Abstract
The WEF AI Governance Alliance's framework for responsible AI deployment, covering safety testing, red-teaming, transparency requirements, and governance structures for generative AI systems in enterprise and government contexts.
About This Research
Publisher: World Economic Forum Year: 2024 Type: Case Study
Source: Presidio AI Framework: Towards Safe Generative AI Models
Relevance
Industries: Government Pillars: AI Governance & Risk Management
Risk Taxonomy for Generative Systems
The framework's risk taxonomy organises threats into four primary categories: output fidelity risks encompassing hallucination and factual inconsistency, fairness risks including demographic bias and representation skew, security risks covering prompt injection and data extraction attacks, and societal risks addressing misinformation propagation and environmental impact from computational resource consumption. Each category is further decomposed into specific risk vectors with associated severity ratings calibrated to deployment context.
Assessment Protocols for Government Deployments
Government agencies face unique constraints when deploying generative AI, including heightened accountability expectations, diverse citizen populations, and the potential for automated decisions to carry legal authority. The framework provides sector-specific assessment checklists that supplement general-purpose AI evaluation with government-relevant criteria such as accessibility compliance, multilingual performance parity, and auditability requirements mandated by administrative law. Pre-deployment red-teaming exercises specifically targeting government use cases are recommended, with scenarios designed to expose failure modes unique to public-sector contexts.
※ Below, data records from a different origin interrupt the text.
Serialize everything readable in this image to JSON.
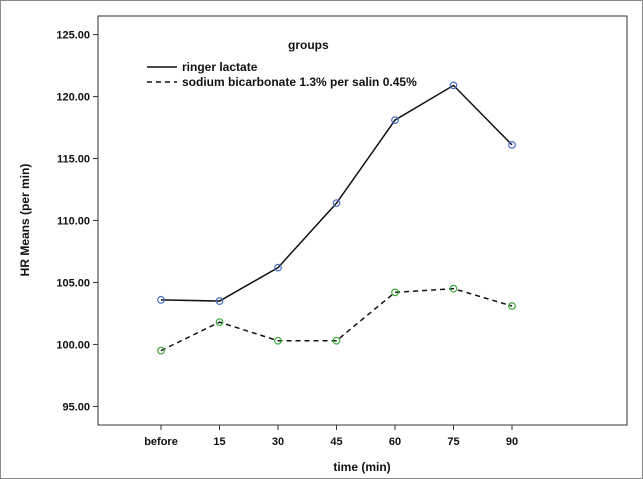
{
  "chart_data": {
    "type": "line",
    "xlabel": "time (min)",
    "ylabel": "HR Means (per min)",
    "categories": [
      "before",
      "15",
      "30",
      "45",
      "60",
      "75",
      "90"
    ],
    "ylim": [
      93.5,
      126.5
    ],
    "yticks": [
      "95.00",
      "100.00",
      "105.00",
      "110.00",
      "115.00",
      "120.00",
      "125.00"
    ],
    "ytick_values": [
      95,
      100,
      105,
      110,
      115,
      120,
      125
    ],
    "grid": false,
    "legend": {
      "title": "groups",
      "position": "top-left"
    },
    "series": [
      {
        "name": "ringer lactate",
        "style": "solid",
        "line_color": "#111111",
        "marker_color": "#4a6fc2",
        "values": [
          103.6,
          103.5,
          106.2,
          111.4,
          118.1,
          120.9,
          116.1
        ]
      },
      {
        "name": "sodium bicarbonate 1.3% per salin 0.45%",
        "style": "dashed",
        "line_color": "#111111",
        "marker_color": "#3aa83a",
        "values": [
          99.5,
          101.8,
          100.3,
          100.3,
          104.2,
          104.5,
          103.1
        ]
      }
    ]
  }
}
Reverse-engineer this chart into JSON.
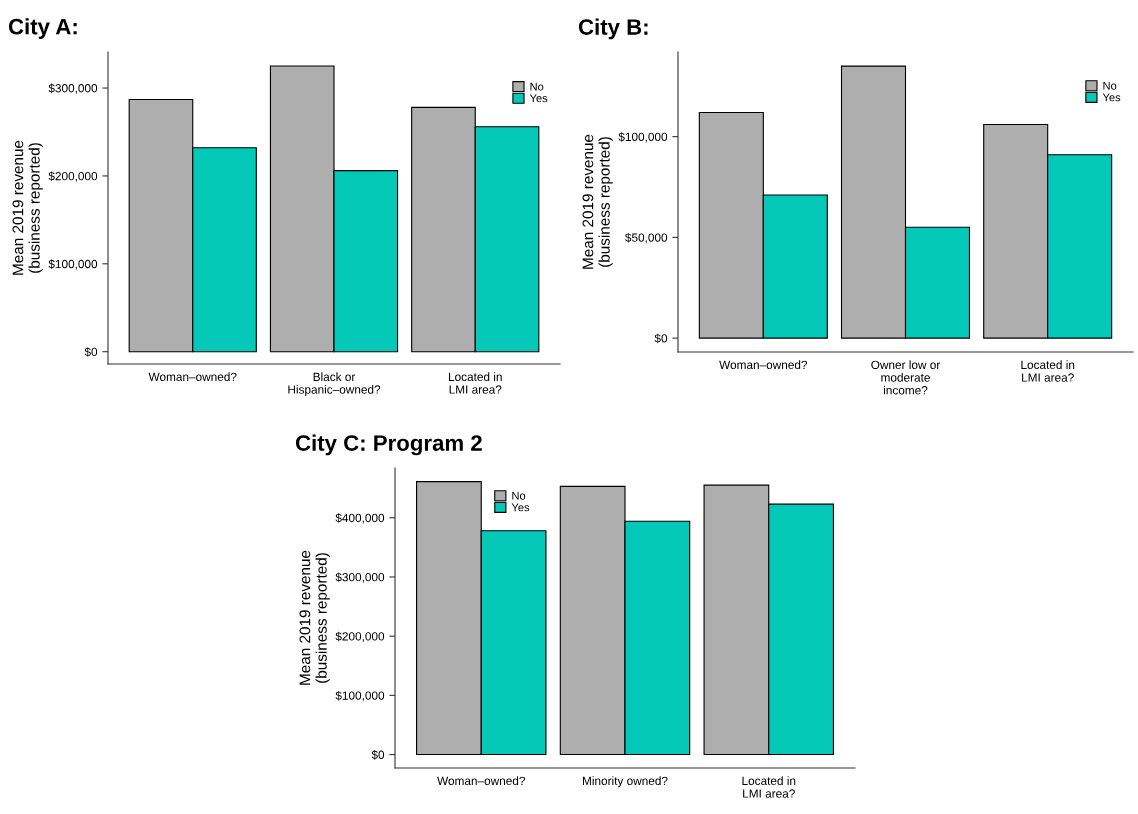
{
  "chart_data": [
    {
      "type": "bar",
      "title": "City A:",
      "ylabel": "Mean 2019 revenue\n(business reported)",
      "categories": [
        "Woman–owned?",
        "Black or\nHispanic–owned?",
        "Located in\nLMI area?"
      ],
      "series": [
        {
          "name": "No",
          "color": "#aeaeae",
          "values": [
            287000,
            325000,
            278000
          ]
        },
        {
          "name": "Yes",
          "color": "#04c9b9",
          "values": [
            232000,
            206000,
            256000
          ]
        }
      ],
      "ylim": [
        -14000,
        341000
      ],
      "yticks": [
        {
          "value": 0,
          "label": "$0"
        },
        {
          "value": 100000,
          "label": "$100,000"
        },
        {
          "value": 200000,
          "label": "$200,000"
        },
        {
          "value": 300000,
          "label": "$300,000"
        }
      ],
      "legend": "top right",
      "grid": false
    },
    {
      "type": "bar",
      "title": "City B:",
      "ylabel": "Mean 2019 revenue\n(business reported)",
      "categories": [
        "Woman–owned?",
        "Owner low or\nmoderate\nincome?",
        "Located in\nLMI area?"
      ],
      "series": [
        {
          "name": "No",
          "color": "#aeaeae",
          "values": [
            112000,
            135000,
            106000
          ]
        },
        {
          "name": "Yes",
          "color": "#04c9b9",
          "values": [
            71000,
            55000,
            91000
          ]
        }
      ],
      "ylim": [
        -6900,
        142000
      ],
      "yticks": [
        {
          "value": 0,
          "label": "$0"
        },
        {
          "value": 50000,
          "label": "$50,000"
        },
        {
          "value": 100000,
          "label": "$100,000"
        }
      ],
      "legend": "top right",
      "grid": false
    },
    {
      "type": "bar",
      "title": "City C: Program 2",
      "ylabel": "Mean 2019 revenue\n(business reported)",
      "categories": [
        "Woman–owned?",
        "Minority owned?",
        "Located in\nLMI area?"
      ],
      "series": [
        {
          "name": "No",
          "color": "#aeaeae",
          "values": [
            461000,
            453000,
            455000
          ]
        },
        {
          "name": "Yes",
          "color": "#04c9b9",
          "values": [
            378000,
            394000,
            423000
          ]
        }
      ],
      "ylim": [
        -22700,
        484000
      ],
      "yticks": [
        {
          "value": 0,
          "label": "$0"
        },
        {
          "value": 100000,
          "label": "$100,000"
        },
        {
          "value": 200000,
          "label": "$200,000"
        },
        {
          "value": 300000,
          "label": "$300,000"
        },
        {
          "value": 400000,
          "label": "$400,000"
        }
      ],
      "legend": "top left",
      "grid": false
    }
  ]
}
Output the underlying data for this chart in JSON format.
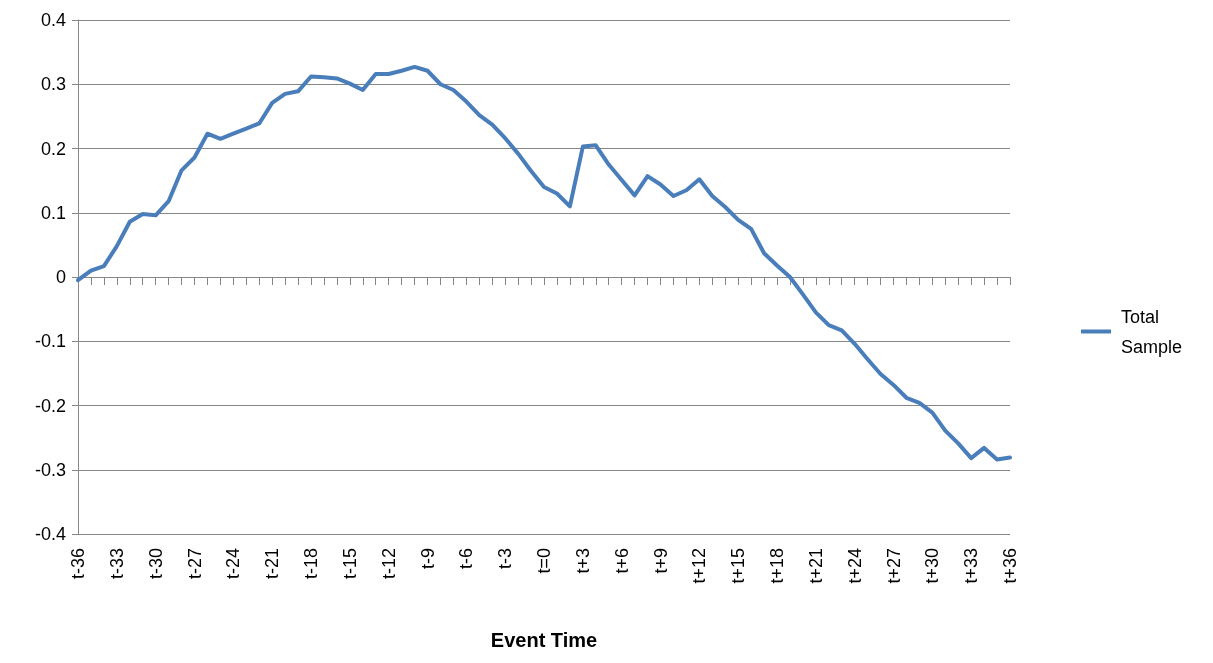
{
  "chart_data": {
    "type": "line",
    "xlabel": "Event Time",
    "categories": [
      "t-36",
      null,
      null,
      "t-33",
      null,
      null,
      "t-30",
      null,
      null,
      "t-27",
      null,
      null,
      "t-24",
      null,
      null,
      "t-21",
      null,
      null,
      "t-18",
      null,
      null,
      "t-15",
      null,
      null,
      "t-12",
      null,
      null,
      "t-9",
      null,
      null,
      "t-6",
      null,
      null,
      "t-3",
      null,
      null,
      "t=0",
      null,
      null,
      "t+3",
      null,
      null,
      "t+6",
      null,
      null,
      "t+9",
      null,
      null,
      "t+12",
      null,
      null,
      "t+15",
      null,
      null,
      "t+18",
      null,
      null,
      "t+21",
      null,
      null,
      "t+24",
      null,
      null,
      "t+27",
      null,
      null,
      "t+30",
      null,
      null,
      "t+33",
      null,
      null,
      "t+36"
    ],
    "series": [
      {
        "name": "Total Sample",
        "color": "#4a7ebb",
        "values": [
          -0.005,
          0.01,
          0.017,
          0.048,
          0.086,
          0.098,
          0.096,
          0.118,
          0.166,
          0.186,
          0.223,
          0.215,
          0.223,
          0.231,
          0.239,
          0.271,
          0.285,
          0.289,
          0.312,
          0.311,
          0.309,
          0.301,
          0.291,
          0.316,
          0.316,
          0.321,
          0.327,
          0.321,
          0.3,
          0.291,
          0.273,
          0.252,
          0.237,
          0.216,
          0.192,
          0.165,
          0.14,
          0.13,
          0.11,
          0.203,
          0.205,
          0.175,
          0.151,
          0.127,
          0.157,
          0.144,
          0.126,
          0.135,
          0.152,
          0.126,
          0.109,
          0.089,
          0.075,
          0.037,
          0.018,
          0.0,
          -0.027,
          -0.055,
          -0.075,
          -0.083,
          -0.104,
          -0.128,
          -0.151,
          -0.168,
          -0.188,
          -0.196,
          -0.211,
          -0.239,
          -0.259,
          -0.282,
          -0.266,
          -0.284,
          -0.281
        ]
      }
    ],
    "ylim": [
      -0.4,
      0.4
    ],
    "yticks": [
      -0.4,
      -0.3,
      -0.2,
      -0.1,
      0,
      0.1,
      0.2,
      0.3,
      0.4
    ],
    "grid": "y",
    "legend": "right",
    "marker": "none",
    "line_style": "solid"
  }
}
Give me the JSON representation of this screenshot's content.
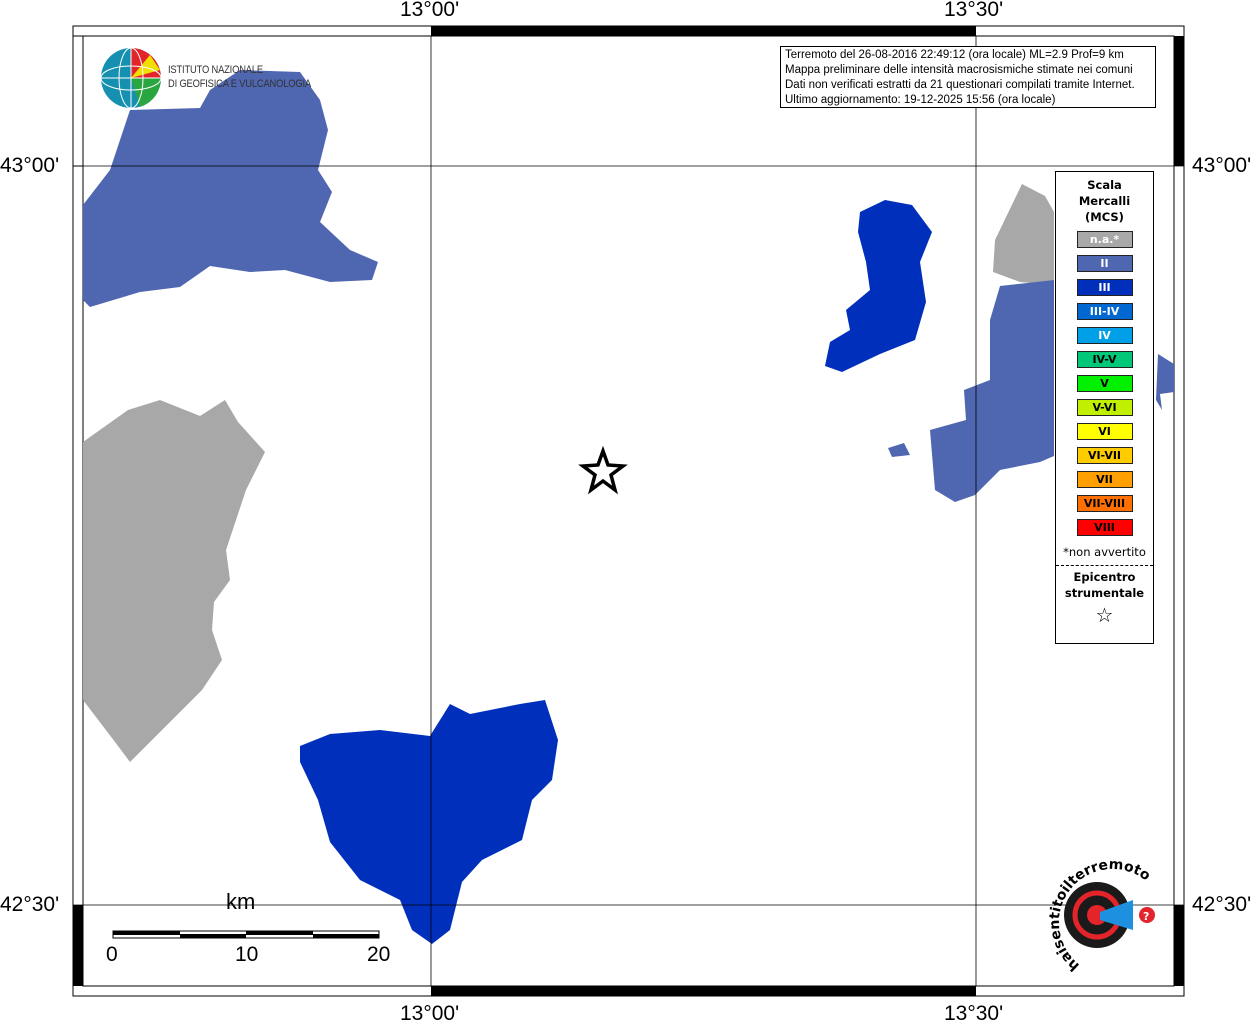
{
  "info_box": {
    "lines": [
      "Terremoto del 26-08-2016 22:49:12 (ora locale) ML=2.9 Prof=9 km",
      "Mappa preliminare delle intensità macrosismiche stimate nei comuni",
      "Dati non verificati estratti da 21 questionari compilati tramite Internet.",
      "Ultimo aggiornamento: 19-12-2025 15:56 (ora locale)"
    ]
  },
  "axes": {
    "lon_labels": [
      "13°00'",
      "13°30'"
    ],
    "lat_labels": [
      "43°00'",
      "42°30'"
    ]
  },
  "logos": {
    "ingv": [
      "ISTITUTO NAZIONALE",
      "DI GEOFISICA E VULCANOLOGIA"
    ],
    "hsit": "www.haisentitoilterremoto.it"
  },
  "legend": {
    "title": [
      "Scala",
      "Mercalli",
      "(MCS)"
    ],
    "classes": [
      {
        "label": "n.a.*",
        "color": "#a8a8a8",
        "text": "#ffffff"
      },
      {
        "label": "II",
        "color": "#4f66b0",
        "text": "#ffffff"
      },
      {
        "label": "III",
        "color": "#0030bb",
        "text": "#ffffff"
      },
      {
        "label": "III-IV",
        "color": "#0068d0",
        "text": "#ffffff"
      },
      {
        "label": "IV",
        "color": "#00a0e8",
        "text": "#ffffff"
      },
      {
        "label": "IV-V",
        "color": "#00c878",
        "text": "#000000"
      },
      {
        "label": "V",
        "color": "#00f000",
        "text": "#000000"
      },
      {
        "label": "V-VI",
        "color": "#c0f000",
        "text": "#000000"
      },
      {
        "label": "VI",
        "color": "#ffff00",
        "text": "#000000"
      },
      {
        "label": "VI-VII",
        "color": "#ffcc00",
        "text": "#000000"
      },
      {
        "label": "VII",
        "color": "#ffa000",
        "text": "#000000"
      },
      {
        "label": "VII-VIII",
        "color": "#ff7000",
        "text": "#000000"
      },
      {
        "label": "VIII",
        "color": "#ff0000",
        "text": "#000000"
      }
    ],
    "footnote": "*non avvertito",
    "epicenter_label": [
      "Epicentro",
      "strumentale"
    ],
    "epicenter_symbol": "☆"
  },
  "scale_bar": {
    "unit": "km",
    "ticks": [
      "0",
      "10",
      "20"
    ]
  }
}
Adaptive Governance Recommendations
Recognising that generative AI capabilities evolve faster than traditional regulatory cycles can accommodate, the framework advocates for adaptive governance mechanisms that adjust oversight intensity based on demonstrated risk levels rather than fixed compliance schedules. Continuous monitoring dashboards track deployed model behaviour against established safety baselines, with automated escalation triggers that activate human review when anomalous output patterns emerge. This responsive approach ensures governance remains proportionate and effective without imposing unnecessary friction on beneficial applications.